For JPYC CEO Noritaka Okabe, age is just a number

Headline Asia led Series A of JPYC with Circle, which issues a stable USDC linked to the US dollar, and Infinity Ventures Crypto, which invests in promising startups in the Web 3.0 ecosystem.

JPYC Inc. was founded in November 2019. In January 2021, it began issuing JPYC, a Japanese yen-indexed stablecoin, as Japan’s first ERC-20 prepaid payment instrument. JPYC Inc. is actively working with various partners to increase JPYC use cases online and offline.

Jonathan M. Hayashi of Headline Asia, who was in charge of investing in JPYC, recently interviewed JPYC Founder and CEO Noritaka Okabe. Here’s what the pair discussed.

The following interview has been translated from Japanese. It has been consolidated and edited for brevity and clarity.

Jonathan M. Hayashi (JH): You have had such an interesting professional background, because you have been an entrepreneur all your life. Can you briefly share your life story with our readers?

Noritaka Okabe (NO): I was born in 1978 and I am currently 43 years old. I enrolled in Hitotsubashi University, majoring in economics, but hardly went to class. In 2001, at the age of 22, while I was still in school, I created my first business. It was a server-to-server trading company for in-game currency, a sort of money exchanger.

Subsequently, I operated several other websites, such as a price point website (the third in the industry at the time) and affiliate websites. At the same time, I was also helping to develop games. Finally, in 2017, I started my second business with the goal of helping people stay healthy by making them walk more.

We issued a virtual currency that would be allocated as compensation for walking. At the end of 2019, I founded my third company, which was eventually renamed JPYC Inc.

JH: Tell us about the virtual currency you issued in your last business. Is it legally registered as a crypto asset in Japan?

NO: It’s called Arukcoin. (Aruku means “to walk” in Japanese.) It is still operational, but I am no longer involved. The service connects to users’ smartphones to check the number of kilometers traveled. The more users walk, the more Arukcoin they get. They can also earn additional Arukcoin by going to specified locations.

It is not registered as a crypto asset in Japan, so it cannot be listed on any local crypto exchange. It could only be distributed for free, but could not be sold for a price. Additionally, the company cannot be a custodian, which means it cannot hold Arukcoin on behalf of users.

The JPYC team. Courtesy of JPYC via Headline Asia.

JH: One thing that’s amazing about JPYC Inc. is the age diversity of your employees. Heard that one of your CTOs joined the company at the age of 16?

NO: Yes! The average age of JPYC Inc. is approximately 24 years old. Our youngest member joined the company when he was 15, and now he’s 16. Many young people have approached us because of our former CTO. She joined the school when she was 16 and is now 18.

At JPYC, we don’t judge our employees on their gender, age, or previous experience, and we only hire people who can resonate with that culture. We have very young people here, but on the other hand, our oldest employee is 65 years old.

JH: How does it feel to run a business with such diverse gender and age? Can you share any lessons from this process?

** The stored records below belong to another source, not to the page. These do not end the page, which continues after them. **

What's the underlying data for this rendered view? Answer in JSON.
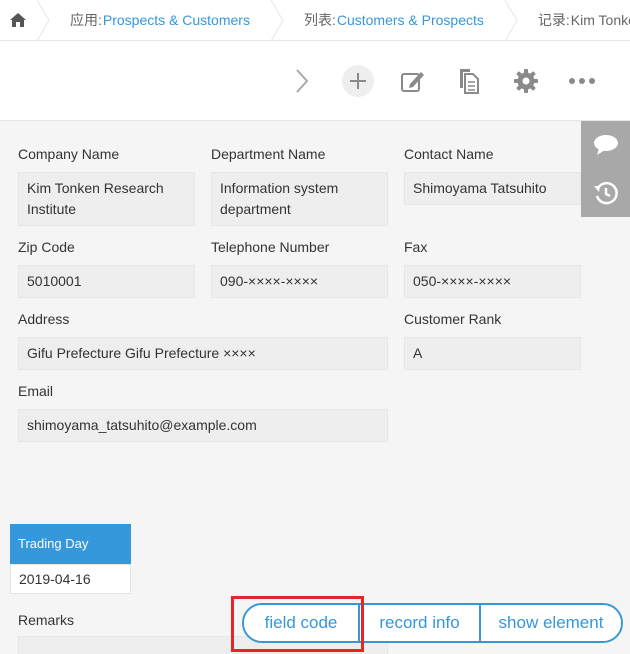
{
  "breadcrumb": {
    "app_prefix": "应用:",
    "app_name": "Prospects & Customers",
    "list_prefix": "列表:",
    "list_name": "Customers & Prospects",
    "record_prefix": "记录:",
    "record_name": "Kim Tonken Research Institute"
  },
  "toolbar": {
    "icons": [
      "next-record-icon",
      "add-icon",
      "edit-icon",
      "duplicate-icon",
      "gear-icon",
      "more-icon"
    ]
  },
  "fields": {
    "company_name": {
      "label": "Company Name",
      "value": "Kim Tonken Research Institute"
    },
    "department_name": {
      "label": "Department Name",
      "value": "Information system department"
    },
    "contact_name": {
      "label": "Contact Name",
      "value": "Shimoyama Tatsuhito"
    },
    "zip_code": {
      "label": "Zip Code",
      "value": "5010001"
    },
    "telephone": {
      "label": "Telephone Number",
      "value": "090-××××-××××"
    },
    "fax": {
      "label": "Fax",
      "value": "050-××××-××××"
    },
    "address": {
      "label": "Address",
      "value": "Gifu Prefecture Gifu Prefecture ××××"
    },
    "customer_rank": {
      "label": "Customer Rank",
      "value": "A"
    },
    "email": {
      "label": "Email",
      "value": "shimoyama_tatsuhito@example.com"
    },
    "trading_day": {
      "label": "Trading Day",
      "value": "2019-04-16"
    },
    "remarks": {
      "label": "Remarks",
      "value": ""
    }
  },
  "sidepanel": {
    "icons": [
      "comment-icon",
      "history-icon"
    ]
  },
  "floating_buttons": {
    "field_code": "field code",
    "record_info": "record info",
    "show_element": "show element"
  },
  "colors": {
    "accent": "#3498db",
    "highlight": "#e3262a",
    "background": "#f5f5f5"
  }
}
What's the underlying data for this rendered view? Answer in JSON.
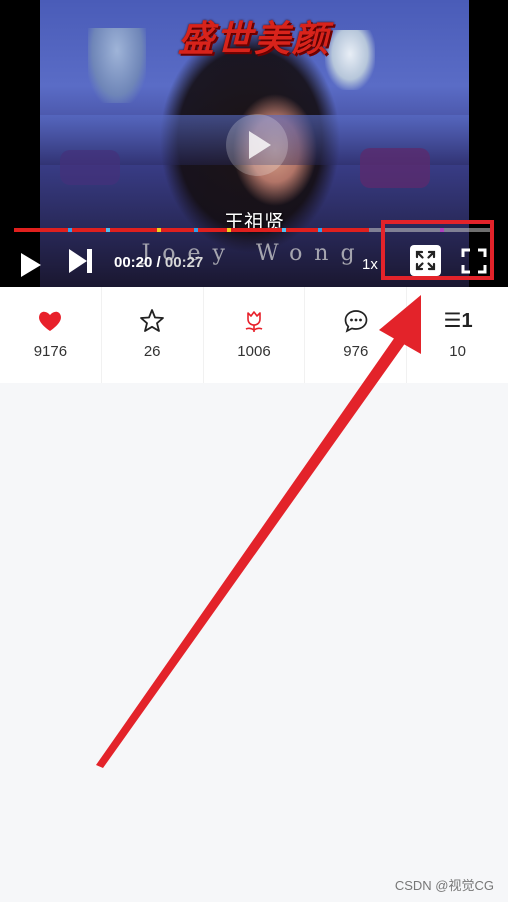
{
  "player": {
    "video_title_overlay": "盛世美颜",
    "subtitle_cn": "王祖贤",
    "subtitle_en": "Joey Wong",
    "progress_fraction": 0.74,
    "current_time": "00:20",
    "time_separator": " / ",
    "total_time": "00:27",
    "speed_label": "1x",
    "icons": [
      "play-icon",
      "next-icon",
      "web-fullscreen-icon",
      "fullscreen-icon",
      "play-overlay-icon"
    ]
  },
  "actions": [
    {
      "name": "like",
      "icon": "heart-icon",
      "count": "9176",
      "color": "#e8202a"
    },
    {
      "name": "favorite",
      "icon": "star-icon",
      "count": "26",
      "color": "#222222"
    },
    {
      "name": "gift",
      "icon": "flower-icon",
      "count": "1006",
      "color": "#e8202a"
    },
    {
      "name": "comment",
      "icon": "comment-icon",
      "count": "976",
      "color": "#222222"
    },
    {
      "name": "playlist",
      "icon": "list-icon",
      "icon_text": "☰1",
      "count": "10",
      "color": "#222222"
    }
  ],
  "annotation": {
    "color": "#e3232a"
  },
  "watermark": "CSDN @视觉CG"
}
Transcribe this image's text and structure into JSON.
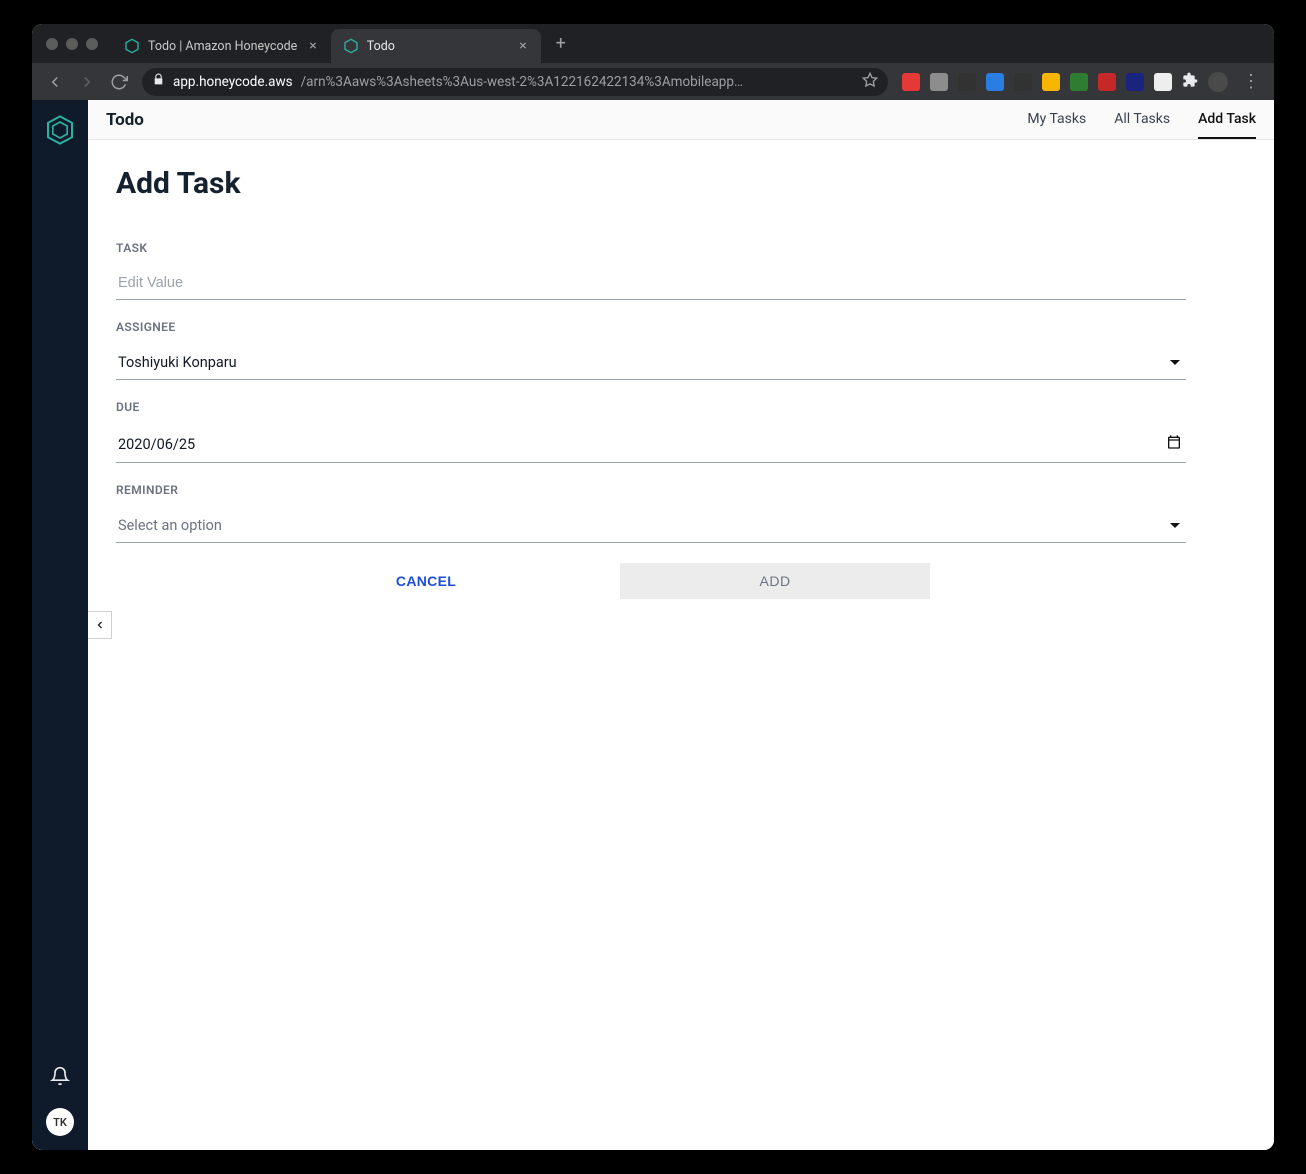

NO: I am a big fan of the Japanese chess game Go. Also, I was a bit addicted to playing this game called Entrance, which is developed by Niantic, the game developer behind Pokémon Go. By playing these games, I was able to learn some management lessons.

Go is a give and take game. That is, you have to balance the profit you are willing to give your opponent against the profit you will get from him. You also need to decide when. This also applies to the management of the business. It’s a decision-making game. Every time you put a stone on a board, it’s a decision, and any one can be the decision to win or lose the game. So I think I’m well trained and very used to making decisions.

As for Entrance, it’s an online war game where I’ve given orders to thousands of other players. In EntranceI learned that a top-down organization, where a small group of authorities give exact instructions to a large group of people, worked much worse than a decentralized organization, where everyone can decide what to do based on a set of principles. With this, I apply the same logic to the execution of JPYC Inc.

JH: How is the company decentralized? Does everyone do what they want?

NO: First of all, a lot of our team members are digital nomads and hadn’t met in real life before the birthday party we had recently.

As for decision-making, they can determine their working hours themselves. If they want to do new things, they can just go ahead and do it. If they need additional resources, they can submit a request, and then the company’s finance department assesses the requests and provides the resources accordingly.

There are a lot of things that happen on their own. For example, we have clubs within the company, such as our Shogi Chess Club, Sauna Club, Crypto Trading Club, etc. Members have just started a new Slack channel and are meeting on their own.

JH: What do you hope to accomplish in the next 12 months?

NO: Well, 10 billion is a good number. I would aim for an issue amount of JPY 10 billion for JPYC. Also, we are actively recruiting engineers as well as English speaking talents. I hope that the people who join us now become a JPYC mafia, like the PayPal mafia, so that they learn a thing or two and then can start their own business in the future.